"How cold it is!" and Durtal slipped on a knit jacket and went into the other room to start a fire. "I shall freeze!" he murmured.
Fortunately his apartment was easy to heat. It consisted simply of a hall, a tiny sitting-room, a minute bedroom, and a large enough bathroom. It was on the fifth floor, facing a sufficiently airy court. Rent, eight hundred francs.
It was furnished without luxury. The little sitting-room Durtal had converted into a study, hiding the walls behind black wood bookcases crammed with books. In front of the window were a great table, a leather armchair, and a few straight chairs. He had removed the glass from the mantelpiece, and in the panel, just over the mantelshelf, which was covered with an old fabric, he had nailed an antique painting on wood, representing a hermit kneeling beside a cardinal's hat and purple cloak, beneath a hut of boughs. The colours of the landscape background had faded, the blues to grey, the whites to russet, the greens to black, and time had darkened the shadows to a burnt-onion hue. Along the edges of the picture, almost against the black oak frame, a continuous narrative unfolded in unintelligible episodes, intruding one upon the other, portraying Lilliputian figures, in houses of dwarfs. Here the Saint, whose name Durtal had sought in vain, crossed a curly, wooden sea in a sailboat; there he marched through a village as big as a fingernail; then he disappeared into the shadows of the painting and was discovered higher up in a
grotto in the Orient, surrounded by dromedaries and bales of merchandise; again he was lost from sight, and after another game of hide-and-seek he emerged, smaller than ever, quite alone, with a staff in his hand and a knapsack on his back, mounting toward a strange, unfinished cathedral.
It was a picture by an unknown painter, an old Dutchman, who had perhaps visited certain of the Italian masters, for he had appropriated colours and processes peculiar to them.
The bedroom contained a big bed, a chest of drawers waist-high, and some easy chairs. On the mantel were an antique clock and copper candlesticks. On the wall there was a fine photograph of a Botticelli in the Berlin museum, representing a plump and penitent Virgin who was like a housewife in tears. She was surrounded by gentleman-, lady-, and little-boy-angels. The languishing young men held spliced wax tapers that were like bits of rope; the coquettish hoydens had flowers stuck in their long hair; and the mischievous cherub-pages looked rapturously at the infant Jesus, who stood beside the Virgin and held out his hands in benediction.

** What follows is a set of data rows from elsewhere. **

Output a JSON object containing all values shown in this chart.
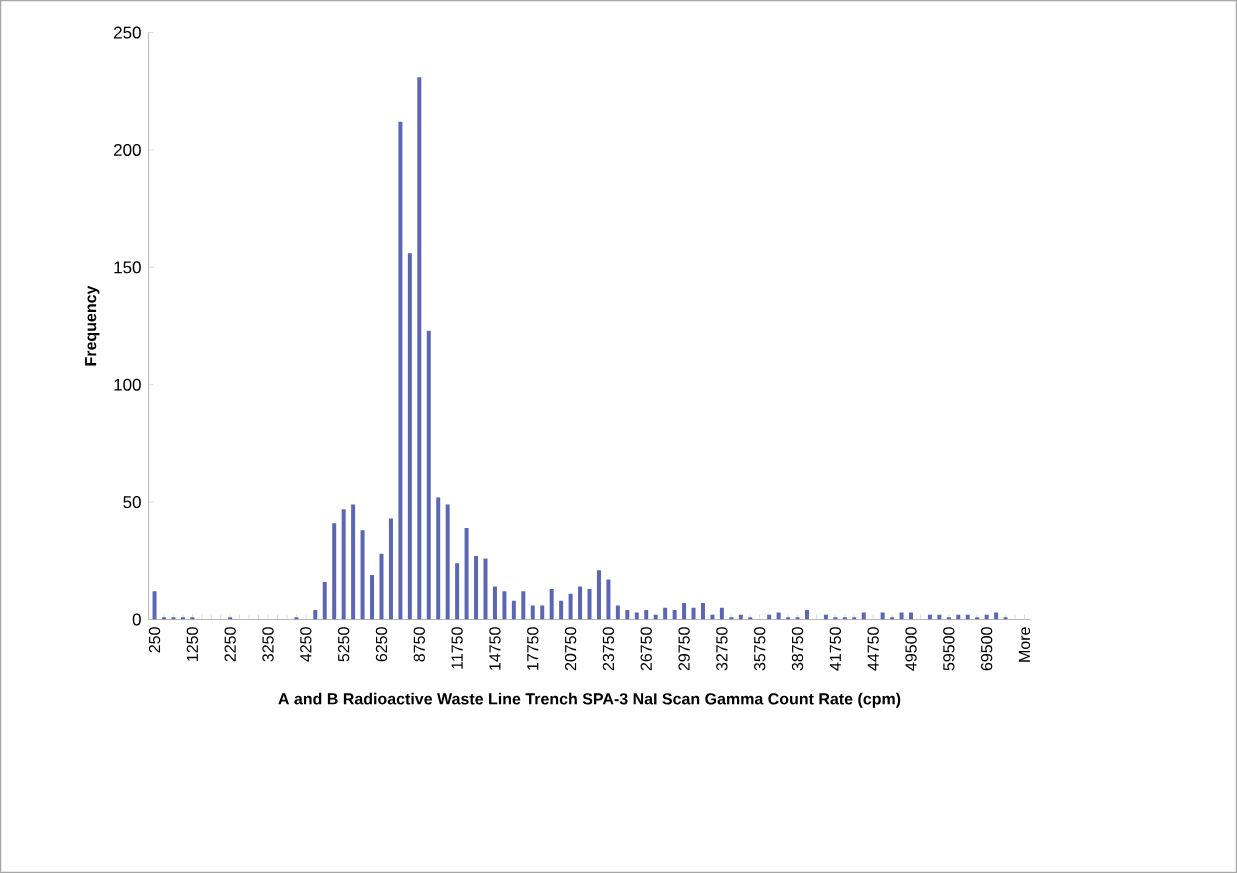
{
  "chart_data": {
    "type": "bar",
    "xlabel": "A and B Radioactive Waste Line Trench SPA-3 NaI Scan Gamma Count Rate (cpm)",
    "ylabel": "Frequency",
    "categories": [
      "250",
      null,
      null,
      null,
      "1250",
      null,
      null,
      null,
      "2250",
      null,
      null,
      null,
      "3250",
      null,
      null,
      null,
      "4250",
      null,
      null,
      null,
      "5250",
      null,
      null,
      null,
      "6250",
      null,
      null,
      null,
      "8750",
      null,
      null,
      null,
      "11750",
      null,
      null,
      null,
      "14750",
      null,
      null,
      null,
      "17750",
      null,
      null,
      null,
      "20750",
      null,
      null,
      null,
      "23750",
      null,
      null,
      null,
      "26750",
      null,
      null,
      null,
      "29750",
      null,
      null,
      null,
      "32750",
      null,
      null,
      null,
      "35750",
      null,
      null,
      null,
      "38750",
      null,
      null,
      null,
      "41750",
      null,
      null,
      null,
      "44750",
      null,
      null,
      null,
      "49500",
      null,
      null,
      null,
      "59500",
      null,
      null,
      null,
      "69500",
      null,
      null,
      null,
      "More"
    ],
    "values": [
      12,
      1,
      1,
      1,
      1,
      0,
      0,
      0,
      1,
      0,
      0,
      0,
      0,
      0,
      0,
      1,
      0,
      4,
      16,
      41,
      47,
      49,
      38,
      19,
      28,
      43,
      212,
      156,
      231,
      123,
      52,
      49,
      24,
      39,
      27,
      26,
      14,
      12,
      8,
      12,
      6,
      6,
      13,
      8,
      11,
      14,
      13,
      21,
      17,
      6,
      4,
      3,
      4,
      2,
      5,
      4,
      7,
      5,
      7,
      2,
      5,
      1,
      2,
      1,
      0,
      2,
      3,
      1,
      1,
      4,
      0,
      2,
      1,
      1,
      1,
      3,
      0,
      3,
      1,
      3,
      3,
      0,
      2,
      2,
      1,
      2,
      2,
      1,
      2,
      3,
      1,
      0,
      0
    ],
    "color": "#5b67b5",
    "ylim": [
      0,
      250
    ],
    "yticks": [
      0,
      50,
      100,
      150,
      200,
      250
    ]
  }
}
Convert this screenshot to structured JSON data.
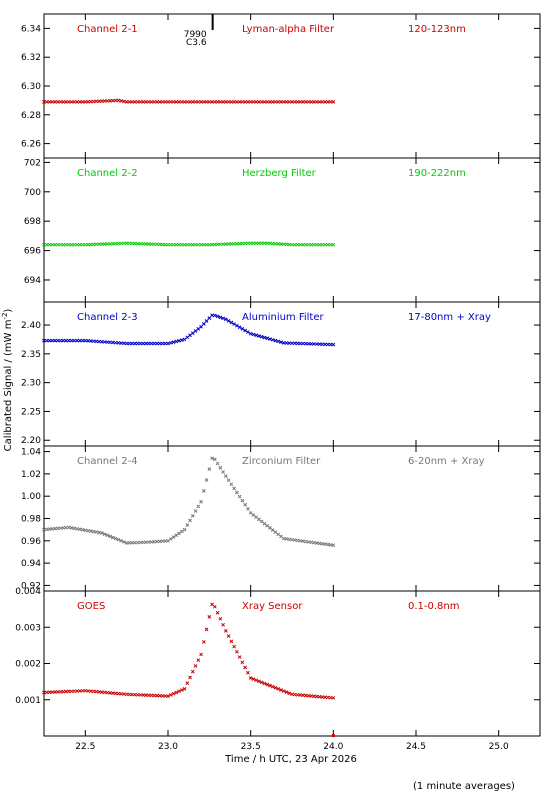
{
  "ylabel": "Calibrated Signal / (mW m",
  "ylabel_sup": "-2",
  "ylabel_end": ")",
  "xlabel": "Time / h UTC, 23 Apr 2026",
  "footnote": "(1 minute averages)",
  "marker": {
    "x": 23.27,
    "line1": "7990",
    "line2": "C3.6"
  },
  "chart_data": [
    {
      "type": "scatter",
      "channel": "Channel 2-1",
      "filter": "Lyman-alpha Filter",
      "band": "120-123nm",
      "color": "#cc0000",
      "xlim": [
        22.25,
        25.25
      ],
      "ylim": [
        6.25,
        6.35
      ],
      "yticks": [
        6.26,
        6.28,
        6.3,
        6.32,
        6.34
      ],
      "ydec": 2,
      "x": [
        22.25,
        22.5,
        22.7,
        22.75,
        23.0,
        23.25,
        23.5,
        23.75,
        24.0
      ],
      "values": [
        6.289,
        6.289,
        6.29,
        6.289,
        6.289,
        6.289,
        6.289,
        6.289,
        6.289
      ]
    },
    {
      "type": "scatter",
      "channel": "Channel 2-2",
      "filter": "Herzberg Filter",
      "band": "190-222nm",
      "color": "#00cc00",
      "xlim": [
        22.25,
        25.25
      ],
      "ylim": [
        692.5,
        702.3
      ],
      "yticks": [
        694,
        696,
        698,
        700,
        702
      ],
      "ydec": 0,
      "x": [
        22.25,
        22.5,
        22.75,
        23.0,
        23.25,
        23.5,
        23.6,
        23.75,
        24.0
      ],
      "values": [
        696.4,
        696.4,
        696.5,
        696.4,
        696.4,
        696.5,
        696.5,
        696.4,
        696.4
      ]
    },
    {
      "type": "scatter",
      "channel": "Channel 2-3",
      "filter": "Aluminium Filter",
      "band": "17-80nm + Xray",
      "color": "#0000cc",
      "xlim": [
        22.25,
        25.25
      ],
      "ylim": [
        2.19,
        2.44
      ],
      "yticks": [
        2.2,
        2.25,
        2.3,
        2.35,
        2.4
      ],
      "ydec": 2,
      "x": [
        22.25,
        22.5,
        22.75,
        23.0,
        23.1,
        23.2,
        23.27,
        23.35,
        23.5,
        23.7,
        24.0
      ],
      "values": [
        2.373,
        2.373,
        2.368,
        2.368,
        2.375,
        2.397,
        2.418,
        2.41,
        2.385,
        2.369,
        2.366
      ]
    },
    {
      "type": "scatter",
      "channel": "Channel 2-4",
      "filter": "Zirconium Filter",
      "band": "6-20nm + Xray",
      "color": "#777777",
      "xlim": [
        22.25,
        25.25
      ],
      "ylim": [
        0.915,
        1.045
      ],
      "yticks": [
        0.92,
        0.94,
        0.96,
        0.98,
        1.0,
        1.02,
        1.04
      ],
      "ydec": 2,
      "x": [
        22.25,
        22.4,
        22.6,
        22.75,
        22.9,
        23.0,
        23.1,
        23.2,
        23.27,
        23.35,
        23.5,
        23.7,
        24.0
      ],
      "values": [
        0.97,
        0.972,
        0.967,
        0.958,
        0.959,
        0.96,
        0.97,
        0.995,
        1.036,
        1.018,
        0.985,
        0.962,
        0.956
      ]
    },
    {
      "type": "scatter",
      "channel": "GOES",
      "filter": "Xray Sensor",
      "band": "0.1-0.8nm",
      "color": "#cc0000",
      "xlim": [
        22.25,
        25.25
      ],
      "ylim": [
        0.0,
        0.004
      ],
      "yticks": [
        0.001,
        0.002,
        0.003,
        0.004
      ],
      "ydec": 3,
      "x": [
        22.25,
        22.5,
        22.75,
        23.0,
        23.1,
        23.2,
        23.27,
        23.35,
        23.5,
        23.75,
        24.0
      ],
      "values": [
        0.0012,
        0.00125,
        0.00115,
        0.0011,
        0.0013,
        0.00225,
        0.0037,
        0.0029,
        0.0016,
        0.00115,
        0.00105
      ]
    }
  ],
  "xticks": [
    22.5,
    23.0,
    23.5,
    24.0,
    24.5,
    25.0
  ]
}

Then there was a print of Breughel, engraved by Cock, "The wise and the foolish virgins": a little panel, cut in the middle by a corkscrew cloud which was flanked at each side by angels with their sleeves rolled up and their cheeks puffed out, sounding the trumpet, while in the middle of the cloud another angel, bizarre and sacerdotal, with his navel indicated beneath his languorously flowing robe, unrolled a banderole on which was written the verse of the Gospel, "Ecce sponsus venit, exite obviam ei."
Beneath the cloud, at one side, sat the wise virgins, good Flemings, with their lighted lamps, and sang canticles as they turned the spinning wheel. At the other side were the foolish virgins with their empty lamps. Four joyous gossips were holding hands and dancing in a ring on the greensward, while the fifth played the bagpipe and beat time with her foot. Above the cloud the five wise virgins, slender and
ethereal now, naked and charming, brandished flaming tapers and mounted toward a Gothic church where Christ stood to welcome them; while on the other side the foolish virgins, imperfectly draped, beat vainly on a closed door with their dead torches.
The blessed naïveté of the Primitives, the homely touches in the scenes of earth and of heaven! Durtal loved this old engraving. He saw in it a union of the art of an Ostade purified and that of a Thierry Bouts.